I. Ксенократ[33] и воробей
Перепелятником гоним, дрожа как листик
Укрыться воробей стремился
На Ксенократовых коленях.
Философ чуткий, отгнув хитона край,
Малую пташку накрывает,
Чтоб после приютить и отогреть…
– Увы! – промолвил он, – дни всякого утечь стремятся прочь!
– Но слабым и невинным должен я помочь.
Poursuivi par un Épervier,
Un Moineau tout tremblant vint se réfugier
Sur les genoux de Xénocrate.
Le tendre Philosophe étendant son manteau,
En couvre le petit oiseau,
Puis dans son sein le réchaue et le flatte…
"Hélas! dit – il, on en veut à ses jours!..
Il est foible, innocent… Je lui dois mon secours."
II. Соловей и летучая мышь
Не в тени благовонной лилась песнь Филомелы[34];
Ах, несчастная! В клетке златой она пела;
Плачет ночь напролёт, молча день коротая.

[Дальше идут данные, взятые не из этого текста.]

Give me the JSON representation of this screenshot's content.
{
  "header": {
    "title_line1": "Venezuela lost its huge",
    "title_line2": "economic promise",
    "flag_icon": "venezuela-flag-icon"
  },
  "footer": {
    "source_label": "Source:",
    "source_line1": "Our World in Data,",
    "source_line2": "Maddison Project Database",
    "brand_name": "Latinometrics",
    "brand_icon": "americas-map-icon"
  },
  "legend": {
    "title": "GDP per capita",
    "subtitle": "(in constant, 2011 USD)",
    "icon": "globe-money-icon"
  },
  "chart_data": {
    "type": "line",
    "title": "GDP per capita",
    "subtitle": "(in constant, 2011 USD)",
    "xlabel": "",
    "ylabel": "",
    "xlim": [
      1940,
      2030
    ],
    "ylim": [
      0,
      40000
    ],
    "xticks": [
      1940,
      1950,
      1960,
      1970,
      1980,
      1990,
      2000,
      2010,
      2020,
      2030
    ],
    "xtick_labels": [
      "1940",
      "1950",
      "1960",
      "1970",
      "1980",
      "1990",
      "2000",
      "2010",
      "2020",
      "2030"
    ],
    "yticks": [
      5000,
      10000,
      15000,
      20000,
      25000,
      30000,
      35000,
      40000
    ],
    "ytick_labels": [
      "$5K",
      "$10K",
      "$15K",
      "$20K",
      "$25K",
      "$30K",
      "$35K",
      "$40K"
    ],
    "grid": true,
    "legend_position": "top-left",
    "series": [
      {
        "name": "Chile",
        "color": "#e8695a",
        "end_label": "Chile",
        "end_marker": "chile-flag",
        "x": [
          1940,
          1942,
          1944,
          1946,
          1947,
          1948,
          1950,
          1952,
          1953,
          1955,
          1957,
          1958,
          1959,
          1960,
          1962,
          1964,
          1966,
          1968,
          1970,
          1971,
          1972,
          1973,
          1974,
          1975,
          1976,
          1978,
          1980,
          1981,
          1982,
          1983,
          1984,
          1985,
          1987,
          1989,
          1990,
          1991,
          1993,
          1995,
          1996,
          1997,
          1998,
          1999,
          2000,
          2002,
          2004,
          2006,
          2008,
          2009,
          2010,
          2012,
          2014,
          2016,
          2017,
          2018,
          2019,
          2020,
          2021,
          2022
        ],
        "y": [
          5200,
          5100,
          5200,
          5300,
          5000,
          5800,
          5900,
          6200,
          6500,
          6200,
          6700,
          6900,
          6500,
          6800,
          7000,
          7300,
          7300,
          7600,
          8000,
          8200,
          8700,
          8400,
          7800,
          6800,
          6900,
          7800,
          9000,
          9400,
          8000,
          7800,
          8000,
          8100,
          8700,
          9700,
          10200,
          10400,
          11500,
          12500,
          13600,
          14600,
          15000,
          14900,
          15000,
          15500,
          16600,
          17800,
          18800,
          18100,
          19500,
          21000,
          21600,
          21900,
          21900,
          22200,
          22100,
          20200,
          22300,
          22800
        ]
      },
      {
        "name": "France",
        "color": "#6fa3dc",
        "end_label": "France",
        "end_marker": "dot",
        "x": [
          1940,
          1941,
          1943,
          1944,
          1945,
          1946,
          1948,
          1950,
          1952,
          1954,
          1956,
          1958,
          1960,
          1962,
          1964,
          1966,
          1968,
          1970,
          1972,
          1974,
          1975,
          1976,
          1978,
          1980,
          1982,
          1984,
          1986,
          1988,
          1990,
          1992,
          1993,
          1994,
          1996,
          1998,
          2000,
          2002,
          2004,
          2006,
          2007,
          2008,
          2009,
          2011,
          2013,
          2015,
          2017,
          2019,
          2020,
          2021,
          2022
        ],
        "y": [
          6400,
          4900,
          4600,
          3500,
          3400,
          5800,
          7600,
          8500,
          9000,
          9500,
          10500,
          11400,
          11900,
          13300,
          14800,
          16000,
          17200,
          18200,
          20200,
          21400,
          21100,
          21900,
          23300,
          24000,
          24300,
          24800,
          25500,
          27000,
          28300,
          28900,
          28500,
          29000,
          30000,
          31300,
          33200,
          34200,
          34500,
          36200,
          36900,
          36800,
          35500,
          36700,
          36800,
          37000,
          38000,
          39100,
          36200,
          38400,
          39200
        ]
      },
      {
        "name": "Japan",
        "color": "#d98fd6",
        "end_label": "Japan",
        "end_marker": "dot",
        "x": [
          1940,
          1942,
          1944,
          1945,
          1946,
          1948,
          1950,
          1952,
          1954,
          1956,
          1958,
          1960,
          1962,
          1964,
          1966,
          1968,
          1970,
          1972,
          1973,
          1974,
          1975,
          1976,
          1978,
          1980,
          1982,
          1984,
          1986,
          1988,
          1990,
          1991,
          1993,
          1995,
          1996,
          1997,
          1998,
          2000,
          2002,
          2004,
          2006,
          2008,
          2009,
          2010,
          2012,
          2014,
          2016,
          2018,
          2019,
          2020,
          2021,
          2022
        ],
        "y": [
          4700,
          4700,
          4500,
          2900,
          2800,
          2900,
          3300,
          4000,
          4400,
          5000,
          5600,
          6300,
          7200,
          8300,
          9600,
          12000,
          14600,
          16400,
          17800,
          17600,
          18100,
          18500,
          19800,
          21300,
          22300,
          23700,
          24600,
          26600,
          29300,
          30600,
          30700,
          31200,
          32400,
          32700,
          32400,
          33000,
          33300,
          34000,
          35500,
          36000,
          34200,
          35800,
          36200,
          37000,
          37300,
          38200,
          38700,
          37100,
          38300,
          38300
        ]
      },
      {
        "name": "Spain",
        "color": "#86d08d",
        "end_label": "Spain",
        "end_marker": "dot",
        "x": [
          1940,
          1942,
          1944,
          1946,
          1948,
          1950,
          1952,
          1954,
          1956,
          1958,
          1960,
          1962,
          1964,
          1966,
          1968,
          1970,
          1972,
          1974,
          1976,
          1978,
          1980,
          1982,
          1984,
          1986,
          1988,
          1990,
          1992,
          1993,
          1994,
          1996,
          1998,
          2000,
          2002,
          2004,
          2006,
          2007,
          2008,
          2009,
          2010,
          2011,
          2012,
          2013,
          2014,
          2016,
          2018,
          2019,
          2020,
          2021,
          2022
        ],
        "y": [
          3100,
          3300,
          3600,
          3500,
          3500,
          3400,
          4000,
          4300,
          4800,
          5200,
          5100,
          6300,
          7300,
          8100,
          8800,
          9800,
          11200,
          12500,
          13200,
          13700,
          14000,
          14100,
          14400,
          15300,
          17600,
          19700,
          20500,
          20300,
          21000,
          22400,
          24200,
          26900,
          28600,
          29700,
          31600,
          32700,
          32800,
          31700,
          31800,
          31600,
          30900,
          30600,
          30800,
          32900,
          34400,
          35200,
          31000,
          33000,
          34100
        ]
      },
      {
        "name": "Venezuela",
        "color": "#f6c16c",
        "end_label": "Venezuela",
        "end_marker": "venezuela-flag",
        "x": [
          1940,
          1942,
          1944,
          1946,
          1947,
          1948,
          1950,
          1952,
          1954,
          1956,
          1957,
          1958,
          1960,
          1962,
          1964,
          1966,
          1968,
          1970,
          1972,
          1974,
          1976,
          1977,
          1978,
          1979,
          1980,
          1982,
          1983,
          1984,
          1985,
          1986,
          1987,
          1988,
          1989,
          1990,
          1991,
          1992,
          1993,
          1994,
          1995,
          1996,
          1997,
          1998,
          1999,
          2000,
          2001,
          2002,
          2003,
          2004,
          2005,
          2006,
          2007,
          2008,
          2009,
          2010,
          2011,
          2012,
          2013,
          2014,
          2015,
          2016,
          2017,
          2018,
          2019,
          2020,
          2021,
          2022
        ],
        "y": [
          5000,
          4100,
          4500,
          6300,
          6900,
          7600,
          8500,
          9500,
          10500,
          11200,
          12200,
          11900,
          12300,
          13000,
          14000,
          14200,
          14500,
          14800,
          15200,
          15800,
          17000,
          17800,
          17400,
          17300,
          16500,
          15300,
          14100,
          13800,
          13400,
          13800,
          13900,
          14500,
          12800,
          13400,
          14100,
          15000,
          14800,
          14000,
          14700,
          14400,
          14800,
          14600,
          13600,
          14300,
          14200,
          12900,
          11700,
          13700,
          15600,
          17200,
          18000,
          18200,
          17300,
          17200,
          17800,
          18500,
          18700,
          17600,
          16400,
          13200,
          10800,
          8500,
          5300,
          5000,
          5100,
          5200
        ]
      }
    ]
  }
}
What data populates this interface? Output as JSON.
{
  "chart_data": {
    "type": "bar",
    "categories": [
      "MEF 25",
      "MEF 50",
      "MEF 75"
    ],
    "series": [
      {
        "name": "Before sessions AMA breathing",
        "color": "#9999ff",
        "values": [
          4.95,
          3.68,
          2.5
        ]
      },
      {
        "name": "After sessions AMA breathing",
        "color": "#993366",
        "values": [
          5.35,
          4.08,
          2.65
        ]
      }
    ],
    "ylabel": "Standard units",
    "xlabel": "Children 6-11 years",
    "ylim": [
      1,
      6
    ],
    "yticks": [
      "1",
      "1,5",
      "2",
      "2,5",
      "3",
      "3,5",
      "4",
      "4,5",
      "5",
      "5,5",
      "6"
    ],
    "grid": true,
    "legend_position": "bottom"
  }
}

А летучая мышь, что кругом отирается,
Молвит ей: "Для чего так журчать мелодично,
В те моменты, когда в природе затишье?
Коль не слышит никто – к чему надрываться?
Поверьте, вся нежность во тьме потеряется;
Спой-ка завтра." – "Ах!" – ей бедняжка ответила, —
"Песнь дневная моя – предтеча дурного,
Ведь из-за неё пленница я птицелова!
С тех пор днём беспечно, увы, уж не петь мне!»
Philoméle chantoit, non sous le doux ombrage;
La pauvre infortunée! elle chantoit en cage;
Encor c'étoit la nuit, se taisant tout le jour.
Une Chauve – Souris qui rodoit à l'entour,
Lui dit: Pourquoi cet éloquent murmure,
Quand tout se tait dans la nature?
Pourquoi t'égosiller quand on n'écoute plus?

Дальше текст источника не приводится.